De krant Le Figaro bevestigde eind januari de ontvangst van een brief waarin militante nationalisten dreigden de „koloniale staat” te ondermijnen. Ze maakten melding van het feit dat de radicale groep Sampieru zichzelf ophief en nog een allerlaatste daad zou verrichten. Op Corsica circuleren verschillende afscheidingsgroepen. Zo zijn er het militante Corsicaanse Nationale Bevrijdingsfront FLNC, het FLNC-Canal Historique en de Resistanza. De grotere nationalistische groepen veroordeelden de moord op de prefect. De verdenking gaat vooral uit naar de radicale splintergroepen en georganiseerde misdaadbendes, die vaak met nationalistische groepen in verband worden gebracht.
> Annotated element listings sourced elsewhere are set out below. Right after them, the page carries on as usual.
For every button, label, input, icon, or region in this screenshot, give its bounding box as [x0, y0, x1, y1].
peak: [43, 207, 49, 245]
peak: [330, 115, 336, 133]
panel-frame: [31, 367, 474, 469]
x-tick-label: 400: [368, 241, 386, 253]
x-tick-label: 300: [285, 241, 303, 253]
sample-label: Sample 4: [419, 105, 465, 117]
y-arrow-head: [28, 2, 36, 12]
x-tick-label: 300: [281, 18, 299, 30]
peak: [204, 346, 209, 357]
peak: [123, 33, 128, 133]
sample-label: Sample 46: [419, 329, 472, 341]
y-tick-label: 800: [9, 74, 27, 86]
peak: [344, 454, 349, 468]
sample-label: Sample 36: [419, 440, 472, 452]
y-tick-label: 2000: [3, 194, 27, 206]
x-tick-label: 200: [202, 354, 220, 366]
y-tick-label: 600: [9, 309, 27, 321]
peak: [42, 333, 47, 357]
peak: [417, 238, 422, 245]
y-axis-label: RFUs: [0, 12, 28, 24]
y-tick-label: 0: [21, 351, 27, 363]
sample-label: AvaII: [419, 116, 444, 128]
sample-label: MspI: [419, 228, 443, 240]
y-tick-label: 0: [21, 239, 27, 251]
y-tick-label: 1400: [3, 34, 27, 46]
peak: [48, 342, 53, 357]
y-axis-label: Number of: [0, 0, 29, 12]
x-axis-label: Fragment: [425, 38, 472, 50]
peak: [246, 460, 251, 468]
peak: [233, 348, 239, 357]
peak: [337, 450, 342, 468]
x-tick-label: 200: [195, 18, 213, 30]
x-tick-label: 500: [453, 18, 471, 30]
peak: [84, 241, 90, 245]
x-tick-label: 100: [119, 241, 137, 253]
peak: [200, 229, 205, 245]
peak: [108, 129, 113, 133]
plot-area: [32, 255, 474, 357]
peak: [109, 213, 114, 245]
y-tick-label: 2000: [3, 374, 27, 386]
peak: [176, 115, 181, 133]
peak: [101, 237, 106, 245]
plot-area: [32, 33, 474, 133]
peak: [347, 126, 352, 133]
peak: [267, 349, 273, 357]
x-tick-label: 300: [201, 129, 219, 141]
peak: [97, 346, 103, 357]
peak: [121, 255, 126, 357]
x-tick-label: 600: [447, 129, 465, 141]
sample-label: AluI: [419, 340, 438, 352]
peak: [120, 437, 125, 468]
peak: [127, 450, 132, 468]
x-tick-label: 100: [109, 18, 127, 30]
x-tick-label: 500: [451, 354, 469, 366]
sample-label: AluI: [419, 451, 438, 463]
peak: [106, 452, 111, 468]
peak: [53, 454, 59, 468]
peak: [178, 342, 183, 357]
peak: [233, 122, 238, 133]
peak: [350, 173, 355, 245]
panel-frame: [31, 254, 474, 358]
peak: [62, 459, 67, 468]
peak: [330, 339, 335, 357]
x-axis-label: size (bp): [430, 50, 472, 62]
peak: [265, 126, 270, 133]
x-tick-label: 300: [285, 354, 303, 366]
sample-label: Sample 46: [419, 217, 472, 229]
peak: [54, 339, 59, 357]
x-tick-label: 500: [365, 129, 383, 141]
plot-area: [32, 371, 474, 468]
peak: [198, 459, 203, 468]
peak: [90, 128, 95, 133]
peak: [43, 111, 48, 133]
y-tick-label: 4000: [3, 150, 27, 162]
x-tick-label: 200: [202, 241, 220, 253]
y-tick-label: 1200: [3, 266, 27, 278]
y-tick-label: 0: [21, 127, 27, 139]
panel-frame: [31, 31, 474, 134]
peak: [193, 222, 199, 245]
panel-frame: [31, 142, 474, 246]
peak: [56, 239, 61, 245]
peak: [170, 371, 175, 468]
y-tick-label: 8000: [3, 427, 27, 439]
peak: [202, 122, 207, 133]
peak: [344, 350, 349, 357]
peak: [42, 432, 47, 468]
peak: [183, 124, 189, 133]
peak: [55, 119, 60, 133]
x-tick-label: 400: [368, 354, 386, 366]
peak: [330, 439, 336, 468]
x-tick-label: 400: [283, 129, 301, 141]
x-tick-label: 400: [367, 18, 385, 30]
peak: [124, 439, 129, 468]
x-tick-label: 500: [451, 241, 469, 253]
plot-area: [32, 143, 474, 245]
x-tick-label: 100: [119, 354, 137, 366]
Verder moet de moord in het licht worden bezien van de aanstaande regionale verkiezingen in maart. Sommige groepen op Corsica verkeren in opperste frustratie omdat zij volgens voorspellingen bij de verkiezingen voor de regionale assemblee geen zetels zullen behouden of behalen. „Waarschijnlijk zal de nationalistische vertegenwoordiging in het institutionele veld verdwijnen”, schreef U Ribombu, de spreekbuis van de partij Corsica Nazione, de politieke arm van FLNC-Canal Historique.

Zelfstandigheid
Frankrijk heeft Corsica een grote mate van zelfstandigheid gegeven door middel van een regionale raad. De door Parijs benoemde prefect heeft sterke invloed in deze raad. Juist dat leggen de nationalisten uit als „machtsambities van een koloniale mogendheid”.

De afgelopen jaren kwam de regering in Parijs ruimschoots tegemoet aan andere Corsicaanse aspiraties. In 1996 werd er een rampenplan opgesteld om de stagnerende eilandeconomie vlot te trekken. Tot de maatregelen behoorden onder meer belastingvoordelen om investeringen en export te bevorderen. Verder verklaarden de autoriteiten dat de Corsicaanse taal deel was van het nationale culturele erfgoed.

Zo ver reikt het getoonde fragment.